X is of the type \(\begin{bmatrix}a&b\\2(1 -a)&1-2b\end{bmatrix}\).

(ii) \(XA = I\)

\(\begin{bmatrix}a&b\\c&d\end{bmatrix} \begin{bmatrix}2&1\\2&1\end{bmatrix} = \begin{bmatrix}1&0\\0&1\end{bmatrix} \)

\(\begin{bmatrix}2(a +b)&a + b\\2(c + d)&c+d\end{bmatrix} = \begin{bmatrix}1&0\\0&1\end{bmatrix} \)

\(\therefore 2(a +b) = 1\) ⇒ \(a + b = \frac 12 \)    (By comparing a₁₁ elements of both matrices)

and \(a +b = 0\)    (By comparing a₁₂ elements of both matrices)

(Not possible at same time)

Hence, no such matrix X exists for Which XA = I.

(iii) \(XB = 0 \) but \(BX \ne 0\)

\(\begin{bmatrix}a&b\\c&d\end{bmatrix} \begin{bmatrix}9&3\\3&1\end{bmatrix} = \begin{bmatrix}0&0\\0&0\end{bmatrix} \)

⇒ \(\begin{bmatrix}3(3a +b)&3a + b\\3(3c + d)&3c+d\end{bmatrix} = \begin{bmatrix}0&0\\0&0\end{bmatrix} \)

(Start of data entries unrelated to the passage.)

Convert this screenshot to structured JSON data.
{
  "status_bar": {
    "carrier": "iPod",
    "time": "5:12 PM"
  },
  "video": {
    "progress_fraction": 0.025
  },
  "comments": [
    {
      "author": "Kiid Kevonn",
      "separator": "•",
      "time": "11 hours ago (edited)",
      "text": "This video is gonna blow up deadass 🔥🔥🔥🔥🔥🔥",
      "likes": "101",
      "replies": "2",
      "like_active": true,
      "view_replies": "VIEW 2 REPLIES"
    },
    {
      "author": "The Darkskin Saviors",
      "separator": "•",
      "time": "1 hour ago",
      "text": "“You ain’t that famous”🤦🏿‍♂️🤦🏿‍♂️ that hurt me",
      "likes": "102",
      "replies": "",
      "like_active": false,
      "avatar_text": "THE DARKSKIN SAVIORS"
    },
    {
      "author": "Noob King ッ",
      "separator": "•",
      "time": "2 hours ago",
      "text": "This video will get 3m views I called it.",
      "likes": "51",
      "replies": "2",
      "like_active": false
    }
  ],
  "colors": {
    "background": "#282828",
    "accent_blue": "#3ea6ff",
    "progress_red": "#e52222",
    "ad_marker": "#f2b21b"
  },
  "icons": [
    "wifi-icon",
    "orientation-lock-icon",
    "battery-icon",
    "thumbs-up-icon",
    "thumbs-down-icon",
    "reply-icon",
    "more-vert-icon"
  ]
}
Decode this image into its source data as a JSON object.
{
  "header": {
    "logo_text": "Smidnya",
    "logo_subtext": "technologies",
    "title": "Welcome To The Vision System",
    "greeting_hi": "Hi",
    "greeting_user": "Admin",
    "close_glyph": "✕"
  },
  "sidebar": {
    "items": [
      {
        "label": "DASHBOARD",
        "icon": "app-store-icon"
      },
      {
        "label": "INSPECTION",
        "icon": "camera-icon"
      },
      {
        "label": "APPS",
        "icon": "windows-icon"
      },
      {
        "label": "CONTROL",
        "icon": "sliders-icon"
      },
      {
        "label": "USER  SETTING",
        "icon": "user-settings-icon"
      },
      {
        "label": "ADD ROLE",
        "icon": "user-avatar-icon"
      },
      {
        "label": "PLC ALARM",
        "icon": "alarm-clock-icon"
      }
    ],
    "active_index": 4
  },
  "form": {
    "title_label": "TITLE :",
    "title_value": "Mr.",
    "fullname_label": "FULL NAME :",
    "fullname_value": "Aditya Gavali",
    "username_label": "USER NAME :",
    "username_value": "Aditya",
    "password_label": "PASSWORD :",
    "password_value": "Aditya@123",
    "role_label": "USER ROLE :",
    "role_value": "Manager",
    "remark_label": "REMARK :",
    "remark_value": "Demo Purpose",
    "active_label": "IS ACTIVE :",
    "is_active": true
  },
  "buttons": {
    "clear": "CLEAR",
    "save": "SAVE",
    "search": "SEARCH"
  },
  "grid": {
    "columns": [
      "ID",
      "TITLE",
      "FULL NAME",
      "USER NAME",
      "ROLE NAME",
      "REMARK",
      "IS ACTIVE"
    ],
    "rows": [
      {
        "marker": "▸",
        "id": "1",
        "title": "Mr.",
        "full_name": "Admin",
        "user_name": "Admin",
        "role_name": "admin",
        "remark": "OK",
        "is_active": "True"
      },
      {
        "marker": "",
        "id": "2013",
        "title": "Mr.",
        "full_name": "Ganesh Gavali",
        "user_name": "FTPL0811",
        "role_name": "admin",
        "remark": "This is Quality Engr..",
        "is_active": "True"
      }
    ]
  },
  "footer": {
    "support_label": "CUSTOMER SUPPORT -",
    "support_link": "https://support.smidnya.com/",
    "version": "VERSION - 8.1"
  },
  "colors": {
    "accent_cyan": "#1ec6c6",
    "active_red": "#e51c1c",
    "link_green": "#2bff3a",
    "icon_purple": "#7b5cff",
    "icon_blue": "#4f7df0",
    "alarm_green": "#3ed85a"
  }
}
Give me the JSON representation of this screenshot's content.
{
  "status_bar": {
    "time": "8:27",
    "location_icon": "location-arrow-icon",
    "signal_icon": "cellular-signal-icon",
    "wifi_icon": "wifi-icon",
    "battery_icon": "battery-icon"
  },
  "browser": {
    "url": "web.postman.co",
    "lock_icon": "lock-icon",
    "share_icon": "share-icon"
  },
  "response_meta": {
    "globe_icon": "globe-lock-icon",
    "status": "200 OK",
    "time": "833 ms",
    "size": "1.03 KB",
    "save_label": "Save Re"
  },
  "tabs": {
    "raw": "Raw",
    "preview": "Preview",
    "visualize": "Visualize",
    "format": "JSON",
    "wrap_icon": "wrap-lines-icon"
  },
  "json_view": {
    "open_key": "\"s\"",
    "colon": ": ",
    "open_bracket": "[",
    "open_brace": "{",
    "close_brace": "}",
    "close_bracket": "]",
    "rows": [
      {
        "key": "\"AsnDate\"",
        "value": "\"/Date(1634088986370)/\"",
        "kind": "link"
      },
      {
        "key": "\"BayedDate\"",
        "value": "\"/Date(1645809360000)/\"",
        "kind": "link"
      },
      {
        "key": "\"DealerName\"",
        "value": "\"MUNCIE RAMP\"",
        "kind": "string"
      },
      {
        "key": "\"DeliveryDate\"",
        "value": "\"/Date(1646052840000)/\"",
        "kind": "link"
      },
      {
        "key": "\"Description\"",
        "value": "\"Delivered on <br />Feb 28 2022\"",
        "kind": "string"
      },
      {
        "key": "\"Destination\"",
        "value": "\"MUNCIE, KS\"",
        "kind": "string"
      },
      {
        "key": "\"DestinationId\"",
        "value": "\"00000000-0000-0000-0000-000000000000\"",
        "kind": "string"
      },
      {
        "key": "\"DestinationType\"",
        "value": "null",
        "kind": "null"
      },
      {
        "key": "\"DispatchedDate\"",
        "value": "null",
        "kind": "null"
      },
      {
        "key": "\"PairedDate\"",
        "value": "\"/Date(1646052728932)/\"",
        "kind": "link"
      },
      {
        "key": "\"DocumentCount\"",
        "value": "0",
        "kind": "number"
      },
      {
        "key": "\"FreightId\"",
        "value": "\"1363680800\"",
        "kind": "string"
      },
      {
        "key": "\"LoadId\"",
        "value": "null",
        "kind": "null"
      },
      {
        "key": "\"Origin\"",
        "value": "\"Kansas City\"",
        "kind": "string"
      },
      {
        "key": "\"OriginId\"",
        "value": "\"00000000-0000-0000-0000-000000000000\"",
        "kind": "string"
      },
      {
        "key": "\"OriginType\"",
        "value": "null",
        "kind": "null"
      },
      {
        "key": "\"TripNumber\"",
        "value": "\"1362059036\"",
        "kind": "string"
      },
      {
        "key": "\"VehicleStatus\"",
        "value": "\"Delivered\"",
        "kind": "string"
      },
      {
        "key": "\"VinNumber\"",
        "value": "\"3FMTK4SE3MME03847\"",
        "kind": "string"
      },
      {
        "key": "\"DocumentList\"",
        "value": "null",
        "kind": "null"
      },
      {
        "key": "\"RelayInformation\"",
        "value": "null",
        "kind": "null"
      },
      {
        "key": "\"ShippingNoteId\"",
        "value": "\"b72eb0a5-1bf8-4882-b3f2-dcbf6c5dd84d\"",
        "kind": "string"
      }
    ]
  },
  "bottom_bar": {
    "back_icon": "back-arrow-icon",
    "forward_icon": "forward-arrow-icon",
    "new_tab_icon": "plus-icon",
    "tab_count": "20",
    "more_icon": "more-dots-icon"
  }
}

⇒ \(3a + b = 0\) and \(3c + d = 0\)

⇒ \(b = -3a \) and \(d= -3c; a,c \in R\) 

But \(BX \ne 0\)

\(\begin{bmatrix}9&3\\3&1\end{bmatrix}\begin{bmatrix}a&b\\c&d\end{bmatrix} \ne \begin{bmatrix}0&0\\0&0\end{bmatrix} \)

⇒ \(\begin{bmatrix}3(3a +c)&3(3b + d)\\3a+c&3b+d\end{bmatrix} \ne\begin{bmatrix}0&0\\0&0\end{bmatrix} \)

⇒ \(3a + c \ne 0\)

& \(3b +d \ne 0\)

⇒ \(3b - 3 c \ne 0\)

⇒ \(b - c \ne 0\)

⇒ \(b \ne c\)

⇒ \(-3a \ne c\)

Hence, \(X = \begin{bmatrix}a&b\\c&d\end{bmatrix} = \begin{bmatrix}a&-3a\\c&-3c\end{bmatrix} ; c\ne -3a\)

Hence, there is infinite many such X matrices exist for which \(XB = 0\) but \(BX \ne 0\) and of the type \(X =\begin{bmatrix}a&-3a\\c&-3c\end{bmatrix} ; c\ne -3a\).